LOST AT SEA
June 4, 2007
The Law of the Sea Treaty, deep-sixed years ago by the Reagan Administration, resurfaced recently when President Bush issued a statement urging its ratification. Let's hope the Senate sends it back to the bottom of the ocean, says the Wall Street Journal.
There are several reasons not to adopt the treaty, says the Journal. For example:
- It is not in the national interest of the United States to have its maritime or economic power subject to the whims of a highly politicized U.N. bureaucracy often driven by an anti-American agenda.
- Nor is it in its interest to be a party to another treaty that other signatories might flout with impunity; unlike some nations -- think Iran or North Korea and the IAEA or the Nonproliferation Treaty -- the United States takes its treaty obligations seriously.
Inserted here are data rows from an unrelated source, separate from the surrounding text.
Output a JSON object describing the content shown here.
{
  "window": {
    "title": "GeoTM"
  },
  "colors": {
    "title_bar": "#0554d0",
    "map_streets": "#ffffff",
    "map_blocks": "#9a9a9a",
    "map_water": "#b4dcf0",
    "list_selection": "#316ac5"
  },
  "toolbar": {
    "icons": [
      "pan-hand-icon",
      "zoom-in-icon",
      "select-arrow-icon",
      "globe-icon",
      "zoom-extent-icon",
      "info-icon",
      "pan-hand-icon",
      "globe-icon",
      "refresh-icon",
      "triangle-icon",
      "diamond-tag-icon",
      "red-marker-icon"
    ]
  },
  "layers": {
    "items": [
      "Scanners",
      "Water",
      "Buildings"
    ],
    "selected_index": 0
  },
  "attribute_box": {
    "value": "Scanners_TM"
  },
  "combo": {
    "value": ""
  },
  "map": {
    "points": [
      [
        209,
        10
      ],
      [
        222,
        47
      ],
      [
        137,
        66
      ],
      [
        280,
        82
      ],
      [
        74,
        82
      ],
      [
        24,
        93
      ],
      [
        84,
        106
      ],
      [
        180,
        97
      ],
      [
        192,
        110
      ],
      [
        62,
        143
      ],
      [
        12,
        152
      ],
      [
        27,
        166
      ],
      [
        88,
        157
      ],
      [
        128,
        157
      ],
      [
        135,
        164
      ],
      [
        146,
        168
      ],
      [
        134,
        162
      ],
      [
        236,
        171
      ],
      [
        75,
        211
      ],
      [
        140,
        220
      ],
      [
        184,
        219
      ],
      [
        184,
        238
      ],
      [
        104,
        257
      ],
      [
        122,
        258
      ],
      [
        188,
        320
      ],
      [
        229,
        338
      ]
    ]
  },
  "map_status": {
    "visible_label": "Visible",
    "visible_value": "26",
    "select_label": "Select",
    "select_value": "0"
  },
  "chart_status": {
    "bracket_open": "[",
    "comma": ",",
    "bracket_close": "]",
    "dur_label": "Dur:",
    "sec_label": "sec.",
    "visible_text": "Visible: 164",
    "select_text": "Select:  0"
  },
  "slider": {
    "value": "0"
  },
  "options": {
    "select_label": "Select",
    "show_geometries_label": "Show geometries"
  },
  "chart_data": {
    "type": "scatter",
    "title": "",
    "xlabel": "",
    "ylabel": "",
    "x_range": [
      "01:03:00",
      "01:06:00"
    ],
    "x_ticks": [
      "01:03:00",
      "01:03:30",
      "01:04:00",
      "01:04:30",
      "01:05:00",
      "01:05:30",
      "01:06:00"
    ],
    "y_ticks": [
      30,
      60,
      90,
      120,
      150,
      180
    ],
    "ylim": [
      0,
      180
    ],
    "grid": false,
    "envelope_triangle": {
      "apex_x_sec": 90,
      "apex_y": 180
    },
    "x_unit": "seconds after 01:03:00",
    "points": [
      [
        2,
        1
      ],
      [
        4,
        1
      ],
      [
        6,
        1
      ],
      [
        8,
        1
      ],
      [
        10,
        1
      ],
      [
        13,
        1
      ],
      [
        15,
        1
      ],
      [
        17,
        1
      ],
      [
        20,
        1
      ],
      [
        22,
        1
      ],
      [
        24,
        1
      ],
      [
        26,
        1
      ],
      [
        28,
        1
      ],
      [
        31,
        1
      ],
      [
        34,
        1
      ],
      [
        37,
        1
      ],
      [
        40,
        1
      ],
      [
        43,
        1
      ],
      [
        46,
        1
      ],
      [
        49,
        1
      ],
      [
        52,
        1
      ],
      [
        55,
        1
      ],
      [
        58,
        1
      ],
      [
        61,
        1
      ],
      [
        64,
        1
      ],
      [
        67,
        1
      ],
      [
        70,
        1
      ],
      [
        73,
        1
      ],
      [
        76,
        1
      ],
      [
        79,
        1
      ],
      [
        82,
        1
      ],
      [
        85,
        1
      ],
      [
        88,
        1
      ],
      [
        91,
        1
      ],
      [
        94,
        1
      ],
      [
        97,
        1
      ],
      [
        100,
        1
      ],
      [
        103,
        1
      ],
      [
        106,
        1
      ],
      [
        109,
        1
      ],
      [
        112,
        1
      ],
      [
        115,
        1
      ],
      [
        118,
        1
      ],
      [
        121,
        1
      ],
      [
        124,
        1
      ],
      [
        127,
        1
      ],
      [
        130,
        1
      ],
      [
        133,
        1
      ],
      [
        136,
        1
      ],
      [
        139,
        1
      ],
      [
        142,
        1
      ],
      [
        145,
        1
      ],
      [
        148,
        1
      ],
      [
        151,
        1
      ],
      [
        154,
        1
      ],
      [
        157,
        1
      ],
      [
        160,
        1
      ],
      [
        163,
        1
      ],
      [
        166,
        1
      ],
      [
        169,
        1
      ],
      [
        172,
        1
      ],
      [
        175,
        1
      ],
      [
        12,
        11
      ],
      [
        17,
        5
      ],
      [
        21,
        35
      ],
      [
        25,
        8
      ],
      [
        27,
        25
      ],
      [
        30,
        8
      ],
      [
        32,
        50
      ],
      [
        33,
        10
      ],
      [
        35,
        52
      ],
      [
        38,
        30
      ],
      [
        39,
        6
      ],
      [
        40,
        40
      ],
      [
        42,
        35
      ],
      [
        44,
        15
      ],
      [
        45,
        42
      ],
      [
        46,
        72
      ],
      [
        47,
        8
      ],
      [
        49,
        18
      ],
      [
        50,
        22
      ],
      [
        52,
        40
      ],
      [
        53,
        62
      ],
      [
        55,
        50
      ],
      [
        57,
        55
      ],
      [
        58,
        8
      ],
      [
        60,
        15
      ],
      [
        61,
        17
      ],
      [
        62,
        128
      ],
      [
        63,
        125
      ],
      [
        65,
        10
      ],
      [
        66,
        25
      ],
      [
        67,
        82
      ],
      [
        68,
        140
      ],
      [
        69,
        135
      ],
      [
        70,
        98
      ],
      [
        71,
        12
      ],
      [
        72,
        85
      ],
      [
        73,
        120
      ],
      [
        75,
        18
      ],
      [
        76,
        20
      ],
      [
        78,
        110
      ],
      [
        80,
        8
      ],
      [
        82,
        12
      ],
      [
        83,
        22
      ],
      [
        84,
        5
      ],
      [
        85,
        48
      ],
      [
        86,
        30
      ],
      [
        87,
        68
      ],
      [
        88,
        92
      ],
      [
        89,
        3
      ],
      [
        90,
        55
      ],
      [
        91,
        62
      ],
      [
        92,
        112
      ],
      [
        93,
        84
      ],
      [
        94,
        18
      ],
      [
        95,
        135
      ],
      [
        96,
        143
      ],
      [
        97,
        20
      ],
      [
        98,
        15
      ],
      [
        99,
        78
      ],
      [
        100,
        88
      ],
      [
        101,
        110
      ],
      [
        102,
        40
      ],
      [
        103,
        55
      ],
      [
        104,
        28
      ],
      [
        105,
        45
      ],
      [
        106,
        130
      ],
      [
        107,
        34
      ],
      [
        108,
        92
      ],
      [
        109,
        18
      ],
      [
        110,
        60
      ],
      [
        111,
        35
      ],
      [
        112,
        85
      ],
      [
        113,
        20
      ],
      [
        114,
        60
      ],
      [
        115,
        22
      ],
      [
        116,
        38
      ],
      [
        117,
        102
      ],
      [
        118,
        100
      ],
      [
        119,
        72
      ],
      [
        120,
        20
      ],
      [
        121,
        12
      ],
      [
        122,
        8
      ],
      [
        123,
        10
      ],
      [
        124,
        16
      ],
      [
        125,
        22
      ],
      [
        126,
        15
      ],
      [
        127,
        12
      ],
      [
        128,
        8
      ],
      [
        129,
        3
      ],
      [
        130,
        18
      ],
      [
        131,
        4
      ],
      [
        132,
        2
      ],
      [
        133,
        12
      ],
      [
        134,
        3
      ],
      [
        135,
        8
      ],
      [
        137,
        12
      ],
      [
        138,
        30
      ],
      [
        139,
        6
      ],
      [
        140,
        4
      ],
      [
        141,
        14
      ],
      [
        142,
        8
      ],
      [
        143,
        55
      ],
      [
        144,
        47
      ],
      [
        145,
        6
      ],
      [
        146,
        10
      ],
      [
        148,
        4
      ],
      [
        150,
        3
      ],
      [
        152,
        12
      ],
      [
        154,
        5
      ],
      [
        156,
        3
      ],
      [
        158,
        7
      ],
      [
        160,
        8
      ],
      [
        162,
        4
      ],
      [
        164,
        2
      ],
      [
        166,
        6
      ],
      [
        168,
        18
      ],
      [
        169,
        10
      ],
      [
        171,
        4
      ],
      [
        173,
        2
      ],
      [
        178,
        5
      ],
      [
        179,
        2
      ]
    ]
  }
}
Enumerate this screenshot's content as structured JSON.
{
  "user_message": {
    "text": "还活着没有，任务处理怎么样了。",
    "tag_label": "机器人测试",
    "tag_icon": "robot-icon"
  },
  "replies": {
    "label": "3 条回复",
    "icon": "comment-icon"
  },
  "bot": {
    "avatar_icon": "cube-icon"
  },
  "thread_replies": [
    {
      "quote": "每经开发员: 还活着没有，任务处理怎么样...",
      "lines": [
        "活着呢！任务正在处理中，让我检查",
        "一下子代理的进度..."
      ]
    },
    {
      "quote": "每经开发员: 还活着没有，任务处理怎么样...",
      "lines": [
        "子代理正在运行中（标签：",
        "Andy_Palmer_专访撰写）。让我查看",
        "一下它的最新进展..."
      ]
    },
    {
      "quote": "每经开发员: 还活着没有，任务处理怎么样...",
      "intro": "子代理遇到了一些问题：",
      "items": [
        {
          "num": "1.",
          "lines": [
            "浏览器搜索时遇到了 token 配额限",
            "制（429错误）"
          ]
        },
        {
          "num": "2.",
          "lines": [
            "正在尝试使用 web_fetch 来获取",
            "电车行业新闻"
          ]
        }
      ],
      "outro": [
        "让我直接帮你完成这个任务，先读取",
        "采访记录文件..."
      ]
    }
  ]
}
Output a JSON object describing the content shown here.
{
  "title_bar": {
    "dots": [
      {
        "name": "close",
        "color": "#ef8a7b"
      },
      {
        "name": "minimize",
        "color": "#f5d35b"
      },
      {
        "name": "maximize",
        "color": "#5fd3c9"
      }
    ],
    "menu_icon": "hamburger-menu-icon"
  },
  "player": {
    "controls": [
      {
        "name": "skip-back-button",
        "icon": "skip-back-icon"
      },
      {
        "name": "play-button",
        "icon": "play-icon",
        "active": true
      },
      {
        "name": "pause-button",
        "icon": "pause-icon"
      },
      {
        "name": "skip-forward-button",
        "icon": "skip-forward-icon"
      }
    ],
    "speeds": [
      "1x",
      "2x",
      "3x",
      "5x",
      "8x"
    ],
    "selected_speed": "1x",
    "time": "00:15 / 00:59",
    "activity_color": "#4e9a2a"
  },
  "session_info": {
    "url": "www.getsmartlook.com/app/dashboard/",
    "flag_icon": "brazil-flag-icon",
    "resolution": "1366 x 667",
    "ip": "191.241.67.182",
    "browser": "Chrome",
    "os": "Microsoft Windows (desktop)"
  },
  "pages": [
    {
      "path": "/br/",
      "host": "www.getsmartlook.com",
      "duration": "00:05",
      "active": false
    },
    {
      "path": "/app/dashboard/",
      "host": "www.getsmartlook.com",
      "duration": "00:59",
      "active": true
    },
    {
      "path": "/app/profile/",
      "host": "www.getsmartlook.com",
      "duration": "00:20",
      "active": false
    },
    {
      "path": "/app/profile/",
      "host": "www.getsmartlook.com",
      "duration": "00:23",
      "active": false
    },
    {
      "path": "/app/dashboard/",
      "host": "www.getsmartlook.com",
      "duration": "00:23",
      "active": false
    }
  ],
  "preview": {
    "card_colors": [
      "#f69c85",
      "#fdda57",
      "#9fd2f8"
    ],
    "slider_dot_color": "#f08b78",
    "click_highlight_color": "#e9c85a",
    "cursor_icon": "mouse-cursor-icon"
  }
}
In addition, the Treaty could also get in the way of fighting the war on terror, for which the United States needs maximum flexibility:
- Take the Proliferation Security Initiative (PSI), for example, arguably the Administration's most successful multilateral operation in combating the transfer of weapons of mass destruction.
- The treaty identifies only four circumstances under which ships may be stopped on the high seas -- human trafficking, drug trafficking, piracy and illegal broadcasting; were the United States a party to the treaty, it could face a challenge to PSI.
Some 152 nations are signatories to the Law of the Sea Treaty, with the United States one of the lone holdouts, says the Journal. America has been complying voluntarily with the terms of treaty since 1983 -- a situation that protects its sovereignty and gives it maximum flexibility.